When my daughter was a toddler in 1999, I sold my Harley Davidson motorcycle and used the proceeds to pay for a Florida pre-paid tuition program to secure her tuition costs. I then began a savings program dedicated to her other future educational expenses. I was excited to hear about President Joe Biden’s plan to pay off school loans. However, because of our sacrifice and planning, my daughter doesn’t have any debt. So with that in mind, we can just call it even if you send me another Harley.
David L. Fraser, Clearwater
Skip the Hallmark card
Let’s celebrate seniors on Sunday, Senior Citizens Day | Column, Aug. 20
I am of a certain age where I guess I could find it insulting to be called a “senior.” I’m not sure what that moniker ever stood for, except classifying us as old and in need of assistance. Please remember that dementia and Alzheimer’s can affect those in their 50s, so I appreciate the funding but it’s not just a “senior” thing. Our homeowner’s insurance doubled this year, so we are contemplating selling our beloved home, while the governor is off chasing non-existent critical race theory in schools. As to what we need, regardless of age, it is affordable health care, clean water and air, a transportation system that meets the needs of all and a public education system that ensures the younger generations are prepared to preserve our republic. So let’s hold off on the Hallmark cards and do something worthy for all the citizens of Florida.
Diane Pearson, Dunedin
The power of the powerful
The losers call for restraints on power.
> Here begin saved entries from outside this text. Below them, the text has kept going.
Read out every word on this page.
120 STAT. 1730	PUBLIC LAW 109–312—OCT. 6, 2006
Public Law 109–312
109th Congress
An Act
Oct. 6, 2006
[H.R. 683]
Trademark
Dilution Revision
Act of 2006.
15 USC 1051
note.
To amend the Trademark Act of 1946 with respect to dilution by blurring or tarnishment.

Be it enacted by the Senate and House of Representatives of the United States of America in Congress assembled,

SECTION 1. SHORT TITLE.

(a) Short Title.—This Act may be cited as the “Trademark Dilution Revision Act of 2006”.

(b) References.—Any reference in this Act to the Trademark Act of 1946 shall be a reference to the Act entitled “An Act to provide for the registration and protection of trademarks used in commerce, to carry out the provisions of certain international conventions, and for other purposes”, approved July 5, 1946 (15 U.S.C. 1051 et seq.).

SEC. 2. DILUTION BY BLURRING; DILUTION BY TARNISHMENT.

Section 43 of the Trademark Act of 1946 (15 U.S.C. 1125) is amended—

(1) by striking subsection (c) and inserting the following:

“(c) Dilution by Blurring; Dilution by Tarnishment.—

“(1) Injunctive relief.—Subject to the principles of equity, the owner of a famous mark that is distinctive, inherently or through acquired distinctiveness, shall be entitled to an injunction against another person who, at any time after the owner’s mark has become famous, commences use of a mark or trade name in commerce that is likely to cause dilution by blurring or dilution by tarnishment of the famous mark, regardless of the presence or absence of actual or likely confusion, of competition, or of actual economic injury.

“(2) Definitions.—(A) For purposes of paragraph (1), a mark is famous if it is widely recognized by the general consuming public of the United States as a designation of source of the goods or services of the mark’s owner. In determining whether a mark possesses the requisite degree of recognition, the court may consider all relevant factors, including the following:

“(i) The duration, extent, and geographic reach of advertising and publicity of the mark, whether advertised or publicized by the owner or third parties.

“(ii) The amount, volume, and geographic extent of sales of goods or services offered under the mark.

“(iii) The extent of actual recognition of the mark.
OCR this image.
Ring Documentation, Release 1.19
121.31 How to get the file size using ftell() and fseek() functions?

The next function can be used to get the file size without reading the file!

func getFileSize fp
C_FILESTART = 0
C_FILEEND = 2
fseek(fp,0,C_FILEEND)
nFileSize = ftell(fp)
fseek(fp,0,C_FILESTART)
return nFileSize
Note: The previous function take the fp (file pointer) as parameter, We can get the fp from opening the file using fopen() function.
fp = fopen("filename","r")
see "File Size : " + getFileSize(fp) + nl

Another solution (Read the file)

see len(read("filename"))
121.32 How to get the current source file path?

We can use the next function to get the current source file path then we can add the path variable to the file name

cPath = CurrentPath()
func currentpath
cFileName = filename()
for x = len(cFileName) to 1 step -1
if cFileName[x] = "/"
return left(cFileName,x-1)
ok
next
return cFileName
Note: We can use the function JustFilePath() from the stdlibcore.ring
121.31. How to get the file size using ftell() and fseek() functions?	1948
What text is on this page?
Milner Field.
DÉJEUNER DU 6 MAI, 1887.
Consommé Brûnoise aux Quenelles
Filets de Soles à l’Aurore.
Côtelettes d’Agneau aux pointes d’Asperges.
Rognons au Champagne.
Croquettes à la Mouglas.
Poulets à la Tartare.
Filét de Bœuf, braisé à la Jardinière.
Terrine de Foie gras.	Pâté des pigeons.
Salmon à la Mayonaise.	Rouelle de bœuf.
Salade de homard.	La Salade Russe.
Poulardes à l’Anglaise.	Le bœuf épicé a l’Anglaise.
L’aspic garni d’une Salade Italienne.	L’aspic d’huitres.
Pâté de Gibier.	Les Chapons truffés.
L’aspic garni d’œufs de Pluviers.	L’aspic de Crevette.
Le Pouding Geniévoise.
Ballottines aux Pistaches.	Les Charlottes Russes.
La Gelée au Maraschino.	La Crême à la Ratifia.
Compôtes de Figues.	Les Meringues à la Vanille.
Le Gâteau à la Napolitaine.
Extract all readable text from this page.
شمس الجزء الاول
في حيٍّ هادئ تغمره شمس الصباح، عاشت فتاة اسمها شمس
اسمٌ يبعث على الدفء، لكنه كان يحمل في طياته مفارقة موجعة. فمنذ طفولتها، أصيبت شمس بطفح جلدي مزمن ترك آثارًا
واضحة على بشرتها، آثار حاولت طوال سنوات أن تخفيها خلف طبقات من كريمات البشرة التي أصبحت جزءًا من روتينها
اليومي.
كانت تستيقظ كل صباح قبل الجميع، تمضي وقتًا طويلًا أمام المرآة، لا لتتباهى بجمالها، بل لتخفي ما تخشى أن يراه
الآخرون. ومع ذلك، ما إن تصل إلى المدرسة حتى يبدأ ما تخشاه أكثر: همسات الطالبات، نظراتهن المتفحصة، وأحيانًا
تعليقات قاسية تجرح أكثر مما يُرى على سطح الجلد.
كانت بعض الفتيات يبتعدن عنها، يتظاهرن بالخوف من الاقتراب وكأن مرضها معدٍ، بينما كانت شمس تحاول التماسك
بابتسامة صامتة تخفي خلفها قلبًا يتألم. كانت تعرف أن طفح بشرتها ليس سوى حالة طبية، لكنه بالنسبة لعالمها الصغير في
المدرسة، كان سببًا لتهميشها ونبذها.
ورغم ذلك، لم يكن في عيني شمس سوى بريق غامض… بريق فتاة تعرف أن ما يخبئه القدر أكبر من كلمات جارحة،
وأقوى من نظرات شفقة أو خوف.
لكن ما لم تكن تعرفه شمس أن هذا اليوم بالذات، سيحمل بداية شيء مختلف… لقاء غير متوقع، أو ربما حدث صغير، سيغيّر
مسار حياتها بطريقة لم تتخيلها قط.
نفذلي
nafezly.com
The winners revel in exercising control. For supporting data, review history and geography since the time of the caesars.
Mortimer Brown, Lutz
It’s the smart phone, stupid
Students lose access to books amid ‘purging of ideas’ in many states | Aug. 21
The book banners are totally out of touch. If they want to protect children from sexually explicit reading material, the governor and Florida Legislature will need to pass laws prohibiting any child under 12 from ever touching a smart phone. As for parental controls, most 10-years-olds have a better comprehension of today’s electronic devices than their adult guardians ever will. Don’t forget: Inquiring minds want to know.